Error in tensorize tutorial with small change


#1

I changed line 136 in the tensorize tutorial (https://github.com/dmlc/tvm/blob/f7beea4bcb396b02e9cb7d818d40be11ffe0651a/tutorials/language/tensorize.py) to:

extern "C" int gemv_update(float *cc, float *bb, float *aa, int m, int l, int stride) {

Note that I’ve just switched aa and bb. When I run this modified version, I get the following error:

AssertionError:
Not equal to tolerance rtol=0.001, atol=1e-07

x and y nan location mismatch:
x: array([[ 1.354377e+01, 1.394581e+01, 1.402019e+01, …,
1.696026e+01, 1.639488e+01, 1.942286e+01],
[ 1.394581e+01, 1.402019e+01, 1.325300e+01, …,…
y: array([[ 13.543765, 13.735253, 15.58291 , …, 15.913888, 14.673822,
15.38301 ],
[ 13.945811, 15.701975, 17.406521, …, 17.366894, 17.116966,…

It seems that the order of tensors returned by ComputeOpNode::InputTensors() for the compute on line 76 must match the order expected by the intrinsic’s C implementation on line 136. Is my understanding correct?
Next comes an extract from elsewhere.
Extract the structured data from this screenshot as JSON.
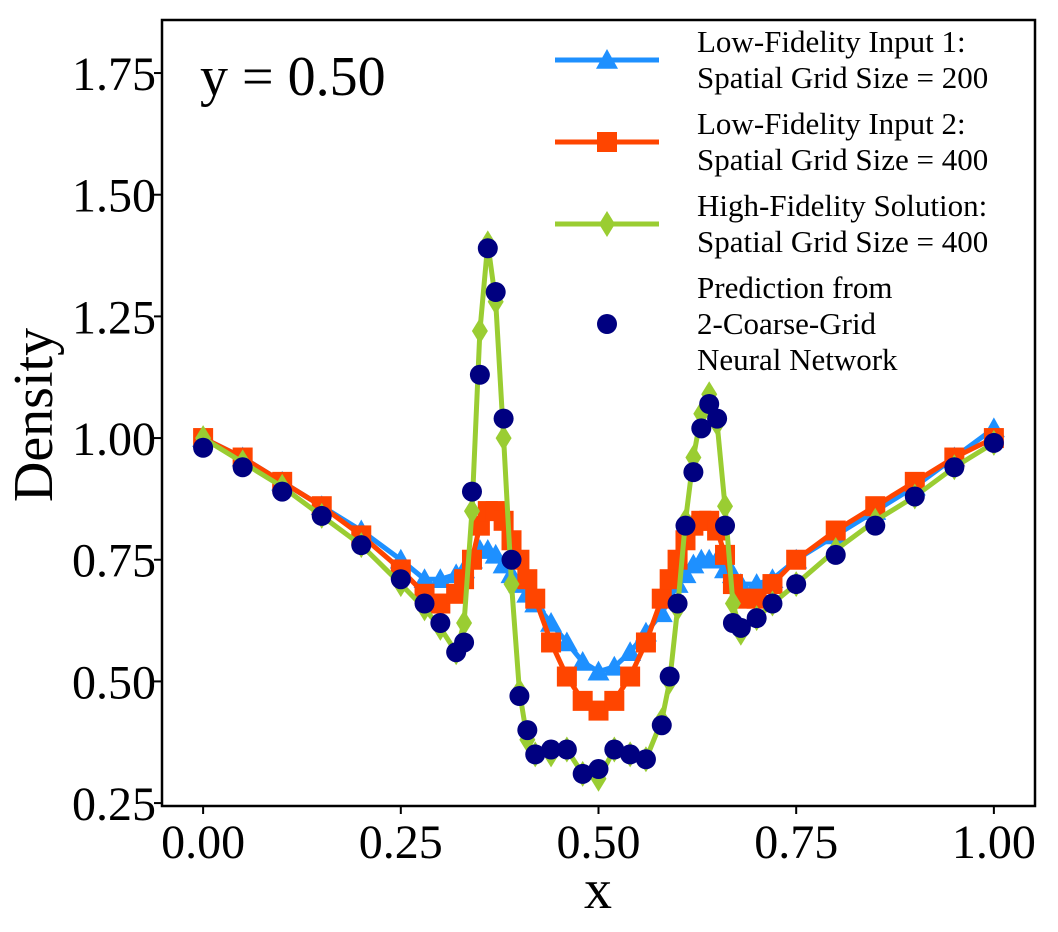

If so, how should the user determine the correct order in general?


#2

In general, matrix multiplication is not commutative, so this restriction makes sense.


#3

Thanks for the reply. Yes, I agree that it is important to get the order of aa and bb correct, since matrix multiplication is not commutative. My question is how do you know the correct order in more complicated cases?

For example, suppose this is the pattern of computation that should be tensorized:

A = tvm.placeholder((10, ), name='A')
# Similarly, create placeholders for B, C, D, E, F
G = tvm.compute((10, ), lambda i : F[i]*(A[i]+B[i]+C[i]+D[i]+E[i]), name='G')
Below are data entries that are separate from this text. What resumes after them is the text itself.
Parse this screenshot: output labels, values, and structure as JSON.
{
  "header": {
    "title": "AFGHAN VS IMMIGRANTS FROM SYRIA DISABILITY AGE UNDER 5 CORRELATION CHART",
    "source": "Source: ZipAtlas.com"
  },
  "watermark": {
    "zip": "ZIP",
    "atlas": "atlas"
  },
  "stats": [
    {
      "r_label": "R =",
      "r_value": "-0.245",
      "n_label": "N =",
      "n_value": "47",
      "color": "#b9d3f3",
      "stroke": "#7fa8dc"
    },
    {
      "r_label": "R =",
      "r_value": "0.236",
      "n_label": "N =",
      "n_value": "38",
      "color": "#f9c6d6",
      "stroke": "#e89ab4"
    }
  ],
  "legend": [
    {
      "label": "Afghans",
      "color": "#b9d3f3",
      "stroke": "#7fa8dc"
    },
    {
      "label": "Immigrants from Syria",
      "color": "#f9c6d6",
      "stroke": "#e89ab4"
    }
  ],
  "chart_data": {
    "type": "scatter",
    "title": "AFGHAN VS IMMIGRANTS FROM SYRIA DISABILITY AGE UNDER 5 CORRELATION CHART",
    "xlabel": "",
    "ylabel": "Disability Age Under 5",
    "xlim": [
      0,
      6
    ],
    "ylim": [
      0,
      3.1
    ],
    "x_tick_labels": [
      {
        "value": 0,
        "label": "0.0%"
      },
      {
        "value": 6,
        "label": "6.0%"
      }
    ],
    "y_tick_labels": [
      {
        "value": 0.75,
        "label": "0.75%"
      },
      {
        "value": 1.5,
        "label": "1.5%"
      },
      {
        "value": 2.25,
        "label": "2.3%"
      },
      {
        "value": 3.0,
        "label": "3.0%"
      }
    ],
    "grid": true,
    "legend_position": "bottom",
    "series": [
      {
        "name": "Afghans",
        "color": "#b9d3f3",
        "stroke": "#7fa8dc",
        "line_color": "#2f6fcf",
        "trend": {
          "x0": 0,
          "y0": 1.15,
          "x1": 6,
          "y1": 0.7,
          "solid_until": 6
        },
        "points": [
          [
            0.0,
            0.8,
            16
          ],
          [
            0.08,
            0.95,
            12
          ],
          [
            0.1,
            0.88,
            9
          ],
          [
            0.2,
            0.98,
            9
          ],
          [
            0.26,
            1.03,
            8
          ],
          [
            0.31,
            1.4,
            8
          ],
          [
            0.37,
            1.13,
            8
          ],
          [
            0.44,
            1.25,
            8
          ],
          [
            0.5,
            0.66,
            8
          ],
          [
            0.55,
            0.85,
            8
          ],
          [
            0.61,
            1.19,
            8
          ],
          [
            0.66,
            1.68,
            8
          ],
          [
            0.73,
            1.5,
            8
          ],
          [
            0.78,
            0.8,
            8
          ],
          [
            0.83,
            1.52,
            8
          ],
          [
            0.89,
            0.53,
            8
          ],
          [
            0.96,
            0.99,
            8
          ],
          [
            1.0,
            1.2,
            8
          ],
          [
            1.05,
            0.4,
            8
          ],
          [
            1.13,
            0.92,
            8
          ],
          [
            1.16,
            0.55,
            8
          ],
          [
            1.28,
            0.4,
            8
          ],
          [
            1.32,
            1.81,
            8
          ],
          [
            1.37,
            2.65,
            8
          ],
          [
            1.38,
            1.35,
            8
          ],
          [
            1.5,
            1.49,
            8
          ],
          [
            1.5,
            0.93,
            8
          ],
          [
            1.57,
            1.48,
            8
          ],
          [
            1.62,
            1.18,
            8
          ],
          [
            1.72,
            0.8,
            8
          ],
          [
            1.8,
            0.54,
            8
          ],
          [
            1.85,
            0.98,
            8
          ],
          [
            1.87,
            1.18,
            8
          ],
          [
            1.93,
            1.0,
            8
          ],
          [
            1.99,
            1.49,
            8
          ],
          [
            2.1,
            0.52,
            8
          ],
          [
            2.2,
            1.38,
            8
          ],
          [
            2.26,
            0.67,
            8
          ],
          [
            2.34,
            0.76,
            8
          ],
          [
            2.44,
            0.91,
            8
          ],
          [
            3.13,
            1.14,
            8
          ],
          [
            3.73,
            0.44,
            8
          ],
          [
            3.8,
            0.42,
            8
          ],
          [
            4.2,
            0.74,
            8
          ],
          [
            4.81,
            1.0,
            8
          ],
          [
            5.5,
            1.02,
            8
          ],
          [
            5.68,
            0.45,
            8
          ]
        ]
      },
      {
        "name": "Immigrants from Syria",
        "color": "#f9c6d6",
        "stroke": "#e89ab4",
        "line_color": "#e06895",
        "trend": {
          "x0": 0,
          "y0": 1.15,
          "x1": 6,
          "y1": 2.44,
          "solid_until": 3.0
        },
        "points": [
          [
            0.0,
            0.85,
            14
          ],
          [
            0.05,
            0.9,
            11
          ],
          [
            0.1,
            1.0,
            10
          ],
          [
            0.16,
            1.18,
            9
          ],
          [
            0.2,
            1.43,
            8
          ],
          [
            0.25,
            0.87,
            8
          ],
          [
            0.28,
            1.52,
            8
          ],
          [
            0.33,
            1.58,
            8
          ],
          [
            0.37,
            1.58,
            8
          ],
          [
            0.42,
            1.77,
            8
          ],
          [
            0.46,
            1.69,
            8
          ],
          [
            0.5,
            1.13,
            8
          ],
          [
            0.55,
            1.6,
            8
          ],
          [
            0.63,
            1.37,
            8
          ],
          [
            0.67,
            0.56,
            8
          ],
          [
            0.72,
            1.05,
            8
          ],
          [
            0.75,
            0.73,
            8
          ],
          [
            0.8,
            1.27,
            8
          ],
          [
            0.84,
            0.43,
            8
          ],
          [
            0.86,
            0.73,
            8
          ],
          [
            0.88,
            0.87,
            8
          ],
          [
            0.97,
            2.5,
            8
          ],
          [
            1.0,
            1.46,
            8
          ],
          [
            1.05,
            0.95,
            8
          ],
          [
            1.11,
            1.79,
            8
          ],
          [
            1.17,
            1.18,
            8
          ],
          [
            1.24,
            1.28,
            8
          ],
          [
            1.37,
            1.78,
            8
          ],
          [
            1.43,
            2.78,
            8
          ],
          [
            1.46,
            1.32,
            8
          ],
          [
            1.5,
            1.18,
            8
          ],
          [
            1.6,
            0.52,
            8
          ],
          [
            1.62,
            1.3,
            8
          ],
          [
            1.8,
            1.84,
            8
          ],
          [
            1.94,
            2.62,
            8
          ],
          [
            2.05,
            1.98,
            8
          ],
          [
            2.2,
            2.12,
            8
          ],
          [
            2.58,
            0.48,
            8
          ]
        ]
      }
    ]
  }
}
In the above case, in what order must the hw intrinsic accept its parameters?
Is the order just determined by scanning left to right in the lambda expression, i.e., F,A,B,C,D,E?
Or is it determined by the expression’s AST, in which case A,B,C,D,E,F would be the order?
Since the order is not provided anywhere explicitly, it can be difficult for the user to get right!


#4

I am confused by this question; the AST does not need to be considered in this case. As every piece of tensorized code has a backing implementation, you must match the ordering and semantics defined in the backing implementation. This seems to be just an issue of documenting each intrinsic specification thoroughly.


#5

Yes, I hope we can get on the same page! I appreciate your help.

Note that if you take the modified version of the tutorial, that gives the error, it can be fixed by modifying lines 95 and 96 from:

95                                 aa.access_ptr("r"),
96                                 bb.access_ptr("r"),

to:
95 bb.access_ptr(“r”),
96 aa.access_ptr(“r”),

and similarly for lines 242 and 243. This compensates for the original change in line 136. Running the program now succeeds without error.
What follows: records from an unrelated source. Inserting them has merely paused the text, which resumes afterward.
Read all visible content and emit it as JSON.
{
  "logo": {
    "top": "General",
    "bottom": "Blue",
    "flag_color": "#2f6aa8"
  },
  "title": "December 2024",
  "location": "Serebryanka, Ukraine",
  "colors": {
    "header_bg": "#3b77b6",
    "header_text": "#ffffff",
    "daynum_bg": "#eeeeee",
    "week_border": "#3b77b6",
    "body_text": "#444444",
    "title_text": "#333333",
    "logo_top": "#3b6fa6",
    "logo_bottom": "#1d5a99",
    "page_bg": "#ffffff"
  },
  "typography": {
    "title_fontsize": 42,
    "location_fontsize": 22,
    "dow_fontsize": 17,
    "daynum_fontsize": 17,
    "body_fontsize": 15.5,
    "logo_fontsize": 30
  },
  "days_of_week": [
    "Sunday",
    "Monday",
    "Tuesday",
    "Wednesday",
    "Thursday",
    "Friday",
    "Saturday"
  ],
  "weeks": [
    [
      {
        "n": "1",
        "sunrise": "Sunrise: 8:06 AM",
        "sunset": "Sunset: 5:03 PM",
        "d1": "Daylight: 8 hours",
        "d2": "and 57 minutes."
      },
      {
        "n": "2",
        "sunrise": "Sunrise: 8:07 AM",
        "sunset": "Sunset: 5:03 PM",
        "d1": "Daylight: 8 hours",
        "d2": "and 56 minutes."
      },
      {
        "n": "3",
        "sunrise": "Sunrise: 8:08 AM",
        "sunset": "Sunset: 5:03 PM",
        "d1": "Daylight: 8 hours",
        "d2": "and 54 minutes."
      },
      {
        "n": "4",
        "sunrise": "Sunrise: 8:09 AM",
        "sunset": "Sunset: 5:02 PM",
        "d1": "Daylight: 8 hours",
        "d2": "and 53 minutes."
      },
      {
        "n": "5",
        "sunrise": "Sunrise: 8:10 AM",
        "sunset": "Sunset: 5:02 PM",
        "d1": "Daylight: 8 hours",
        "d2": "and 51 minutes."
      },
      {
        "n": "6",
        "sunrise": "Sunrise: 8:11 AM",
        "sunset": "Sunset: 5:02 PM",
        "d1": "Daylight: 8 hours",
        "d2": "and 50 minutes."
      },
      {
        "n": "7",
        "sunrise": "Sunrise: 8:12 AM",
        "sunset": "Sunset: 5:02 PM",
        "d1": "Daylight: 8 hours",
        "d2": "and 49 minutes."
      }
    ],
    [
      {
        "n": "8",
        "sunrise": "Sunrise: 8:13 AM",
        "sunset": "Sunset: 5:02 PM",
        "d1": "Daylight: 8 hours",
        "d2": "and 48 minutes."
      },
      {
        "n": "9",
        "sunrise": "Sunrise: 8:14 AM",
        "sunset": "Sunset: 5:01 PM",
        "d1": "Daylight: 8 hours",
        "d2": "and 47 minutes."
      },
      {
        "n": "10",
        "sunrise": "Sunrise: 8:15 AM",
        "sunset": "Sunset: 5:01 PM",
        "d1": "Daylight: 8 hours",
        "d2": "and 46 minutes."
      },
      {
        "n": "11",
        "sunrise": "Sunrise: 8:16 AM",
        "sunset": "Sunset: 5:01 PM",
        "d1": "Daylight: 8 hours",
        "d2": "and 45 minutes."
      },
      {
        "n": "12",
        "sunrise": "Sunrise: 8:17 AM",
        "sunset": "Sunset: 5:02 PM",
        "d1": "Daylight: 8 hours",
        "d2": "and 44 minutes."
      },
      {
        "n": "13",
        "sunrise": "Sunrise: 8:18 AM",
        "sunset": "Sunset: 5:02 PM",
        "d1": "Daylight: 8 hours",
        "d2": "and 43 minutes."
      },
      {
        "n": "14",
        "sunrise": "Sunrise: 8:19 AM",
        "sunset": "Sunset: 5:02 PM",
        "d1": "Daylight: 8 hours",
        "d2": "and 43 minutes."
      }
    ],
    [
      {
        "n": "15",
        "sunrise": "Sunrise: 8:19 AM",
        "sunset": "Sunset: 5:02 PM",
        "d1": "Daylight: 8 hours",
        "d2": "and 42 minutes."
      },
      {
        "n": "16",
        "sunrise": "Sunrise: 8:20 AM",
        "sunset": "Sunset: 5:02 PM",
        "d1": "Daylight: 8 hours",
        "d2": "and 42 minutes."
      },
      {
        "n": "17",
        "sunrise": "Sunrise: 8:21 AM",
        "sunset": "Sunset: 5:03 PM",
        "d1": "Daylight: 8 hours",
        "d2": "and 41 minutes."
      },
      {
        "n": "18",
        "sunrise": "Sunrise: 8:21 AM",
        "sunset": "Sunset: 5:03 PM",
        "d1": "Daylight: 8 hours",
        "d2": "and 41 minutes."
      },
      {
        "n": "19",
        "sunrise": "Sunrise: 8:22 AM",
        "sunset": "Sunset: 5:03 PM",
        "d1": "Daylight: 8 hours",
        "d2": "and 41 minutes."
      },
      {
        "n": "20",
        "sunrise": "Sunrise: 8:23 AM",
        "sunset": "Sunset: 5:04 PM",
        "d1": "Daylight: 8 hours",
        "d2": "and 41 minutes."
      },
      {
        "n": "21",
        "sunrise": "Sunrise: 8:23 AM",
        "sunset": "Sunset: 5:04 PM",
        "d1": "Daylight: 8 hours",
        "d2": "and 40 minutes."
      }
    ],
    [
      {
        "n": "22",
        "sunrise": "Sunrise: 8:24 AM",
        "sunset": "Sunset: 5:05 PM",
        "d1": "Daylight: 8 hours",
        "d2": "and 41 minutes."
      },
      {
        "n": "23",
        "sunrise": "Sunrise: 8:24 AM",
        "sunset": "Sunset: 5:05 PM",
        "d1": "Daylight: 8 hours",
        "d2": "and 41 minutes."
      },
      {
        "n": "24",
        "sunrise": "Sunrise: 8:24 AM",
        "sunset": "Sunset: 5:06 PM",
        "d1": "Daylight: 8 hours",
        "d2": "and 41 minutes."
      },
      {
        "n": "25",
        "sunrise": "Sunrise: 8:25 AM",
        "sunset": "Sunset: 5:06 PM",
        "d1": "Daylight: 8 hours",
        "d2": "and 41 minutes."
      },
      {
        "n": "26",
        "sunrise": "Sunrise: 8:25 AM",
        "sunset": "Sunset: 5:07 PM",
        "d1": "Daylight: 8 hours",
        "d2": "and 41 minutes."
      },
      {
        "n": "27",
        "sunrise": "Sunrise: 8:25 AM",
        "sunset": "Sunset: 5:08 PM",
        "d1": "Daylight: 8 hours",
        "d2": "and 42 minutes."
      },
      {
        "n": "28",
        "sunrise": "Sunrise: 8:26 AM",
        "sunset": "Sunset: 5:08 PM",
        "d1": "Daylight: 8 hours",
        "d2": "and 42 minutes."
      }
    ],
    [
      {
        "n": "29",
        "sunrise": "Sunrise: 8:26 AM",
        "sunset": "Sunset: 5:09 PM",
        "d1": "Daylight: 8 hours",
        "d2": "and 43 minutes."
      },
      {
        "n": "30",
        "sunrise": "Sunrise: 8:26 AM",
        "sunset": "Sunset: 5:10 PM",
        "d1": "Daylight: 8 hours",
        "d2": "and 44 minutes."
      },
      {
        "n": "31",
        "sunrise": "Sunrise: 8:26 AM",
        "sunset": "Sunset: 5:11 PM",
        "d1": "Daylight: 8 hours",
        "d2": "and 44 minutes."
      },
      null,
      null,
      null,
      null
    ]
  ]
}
However, note I could only apply this fix because I know the order of tensors in ‘ins’. If there were more than 2 tensor inputs, how would I know their order in ‘ins’? I have been trying to answer this question for myself, by stepping through the python and C++ code. What I found is that ‘ins’ is populated by a PostOrderVisit traversal of the lambda expression on line 76. Is that correct? Is this documented anywhere, and is it possible it will change in future (which could break existing programs)?


#6

Okay, I think I understand what you are asking now. In practice most intrinsics do not take many tensors as input, and intuition is good enough to know the order of the arguments (e.g., a first then b for the matmul example). However, if you are ever unsure, as you can give a name to placeholders in TVM, printing ins will give you the exact order of tensors in ins.


#7

Ok, that works! I guess it was a bit counterintuitive to me that you need to actually run the program in order to get this information. Thanks for your help, in thinking about it a different way.


#8

@eqy, thanks for looking into this.
Isn’t it better to explicitly fix the parameter order of the intrinsic, for example, similar to how function signatures do that in C++? This will make the order independent of what the lambda expression looks like.